Hinata beranjak, menghiraukan sang ayah yang menahan diri untuk tidak menampar anak gadisnya saat itu juga.
"Maafkan dia. Aku akan menyusulnya."
"Dia yang harusnya minta maaf, Naruto. Katakan padanya untuk kembali ke meja sekarang juga atau kelaparan hingga esok!"
Hiashi kembang-kempis. Menahan lajur napasnya yang sedikit tersengal lantaran emosi.
Naruto menarik napas panjang sebelum mendekat ke arah Hinata yang menatap rembulan dari balkon lantai dua.
"Kau baik-baik saja?" tanyanya lembut, berdiri satu meter tepat di samping.
"Apa aku terlihat baik di matamu?"
"Bohong jika aku bilang iya."
Satu menit lengang. Naruto menatap melalui ekor mata, menimbang-nimbang kalimat yang hendak ia ucapkan.
"Jangan membenci Ibuku," kata Naruto tiba-tiba. Mengundang tatapan tajam Hinata.
"Atas dasar apa kau berkata demikian? Seorang wanita yang mengambil alih kasih sayang Ayahku, apa namanya kalau bukan penjahat? Pantas dibenci, bukan?"
"Kau bisa membenciku."
Hinata tergelak, "Jangan konyol. Aku bahkan sudah melakukannya tanpa kau minta."
"Bagus kalau memang seperti itu," Naruto tersenyum sejenak, "Karena jika kau memiliki satu serpihan pun, aku tidak akan tahu apa yang akan diriku ini lakukan."
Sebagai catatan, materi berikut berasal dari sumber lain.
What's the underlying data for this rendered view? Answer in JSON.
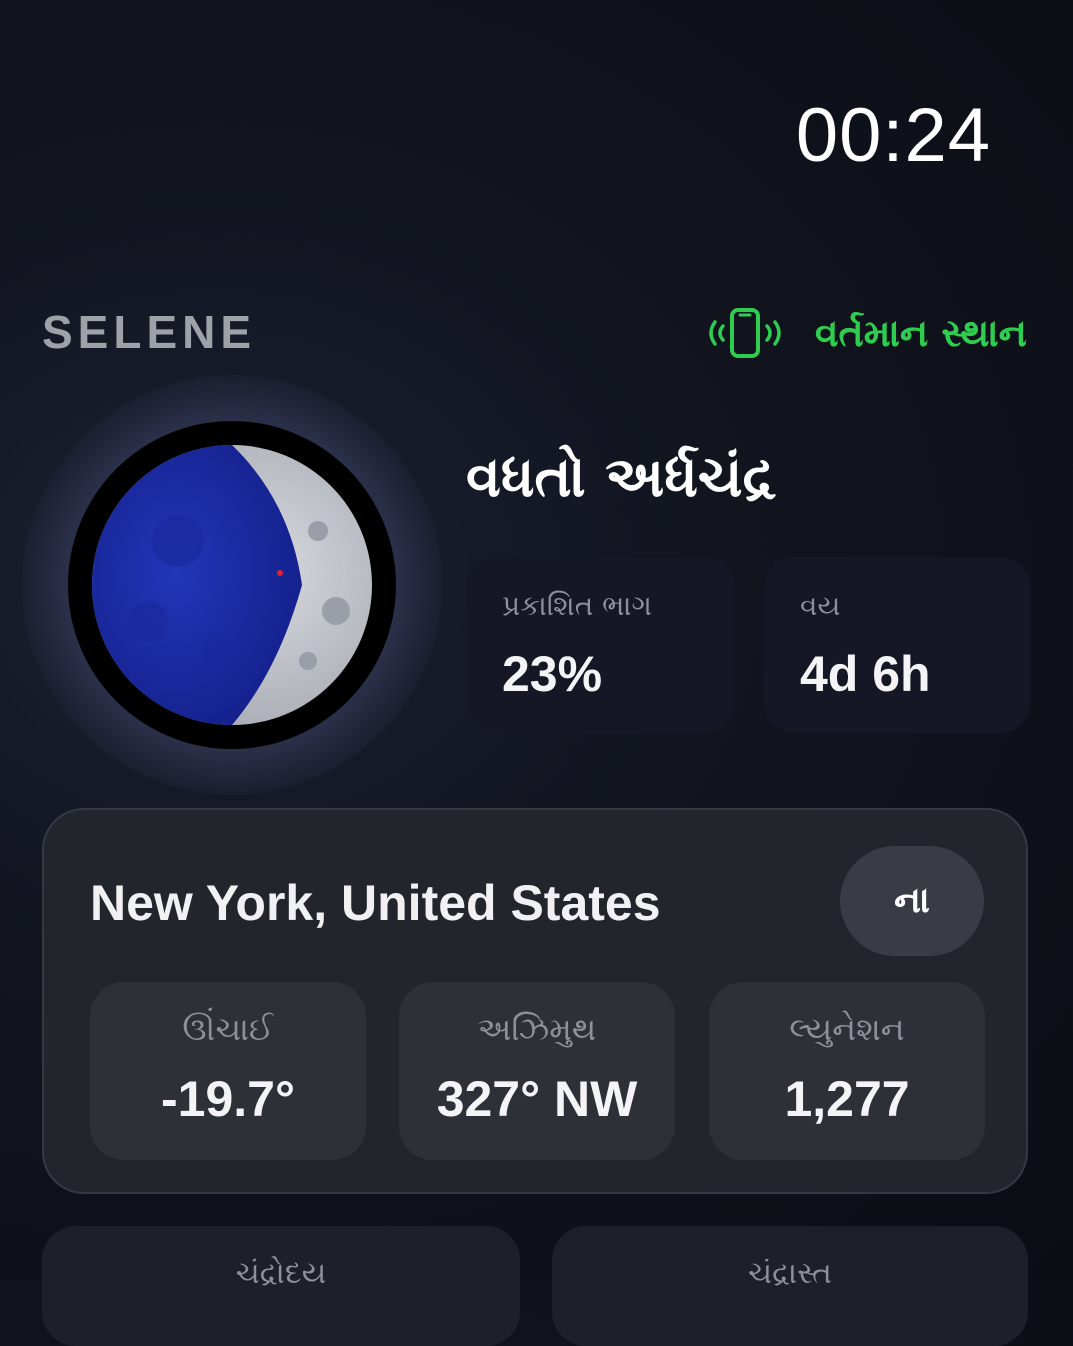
{
  "status": {
    "time": "00:24"
  },
  "header": {
    "brand": "SELENE",
    "location_link": {
      "icon": "phone-signal-icon",
      "label": "વર્તમાન સ્થાન",
      "color": "#2ecc4f"
    }
  },
  "moon": {
    "phase_name": "વધતો અર્ધચંદ્ર",
    "illumination_fraction": 0.23,
    "stats": [
      {
        "label": "પ્રકાશિત ભાગ",
        "value": "23%"
      },
      {
        "label": "વય",
        "value": "4d 6h"
      }
    ]
  },
  "location_panel": {
    "title": "New York, United States",
    "toggle_label": "ના",
    "metrics": [
      {
        "label": "ઊંચાઈ",
        "value": "-19.7°"
      },
      {
        "label": "અઝિમુથ",
        "value": "327° NW"
      },
      {
        "label": "લ્યુનેશન",
        "value": "1,277"
      }
    ]
  },
  "bottom_cards": [
    {
      "label": "ચંદ્રોદય"
    },
    {
      "label": "ચંદ્રાસ્ત"
    }
  ]
}
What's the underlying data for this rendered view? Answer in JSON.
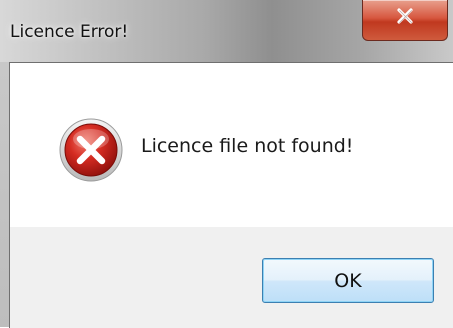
{
  "window": {
    "title": "Licence Error!"
  },
  "titlebar": {
    "close_icon": "close-icon"
  },
  "dialog": {
    "icon": "error-icon",
    "message": "Licence file not found!"
  },
  "buttons": {
    "ok_label": "OK"
  },
  "colors": {
    "error_red": "#d32f2f",
    "close_button": "#c94a32",
    "button_border": "#3c7fb1",
    "footer_bg": "#f0f0f0"
  }
}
"Mungkin ... aku bisa gila."
"Jadi terima kasih karena kau mau mencegah kegilaan ini sebelum aku sempat memulainya, Hinata ..." pria itu lagi-lagi tersenyum. Memperlihatkan gigi gingsul yang menyembul dari sisi kiri.
.
Hinata tidak bisa tidur. Gadis itu tidur menyamping sambil memikirkan apa yang beberapa jam lalu Naruto ucapkan. Pria itu jelas-jelas mengatakan tidak memiliki perasaan lagi, tetapi tadi mengatakan akan menggila jika Hinata masih memiliki serpihan rasa padanya.
"Apa yang harus aku lakukan? Naruto-kun ..."
.
"Tidak ada. Tidak ada yang harus kita lakukan. Cukup seperti ini. Cegah dirimu untuk masuk dalam perasaan yang sama."
Naruto menatap langit-langit kamar baru yang terletak tepat di samping kamar Hinata. Mencoba menghapus bayang-bayang masa lalu yang kian bermunculan sejak menatap gadis itu.
Sekarang semuanya tidaklah sama. Ia percaya bahwa keputusannya adalah tepat. Dan keadaan berpihak padanya untuk tidak lagi mencintai gadis itu. Karena pada dasarnya, cinta Naruto pada Hinata adalah sebuah kesalahan.
Tiga tahun yang lalu, itu kali pertama ia jatuh cinta. Naruto ingat bagaimana gadis berambut gelap sering menyendiri di bawah pohon ek setiap jam makan siang. Rambutnya yang panjang tertiup angin, menutupi wajah ayunya yang tersenyum samar. Kedua mata gadis itu menyipit, terlihat bahagia dengan angin nakal yang menerbangkan helaian rambutnya.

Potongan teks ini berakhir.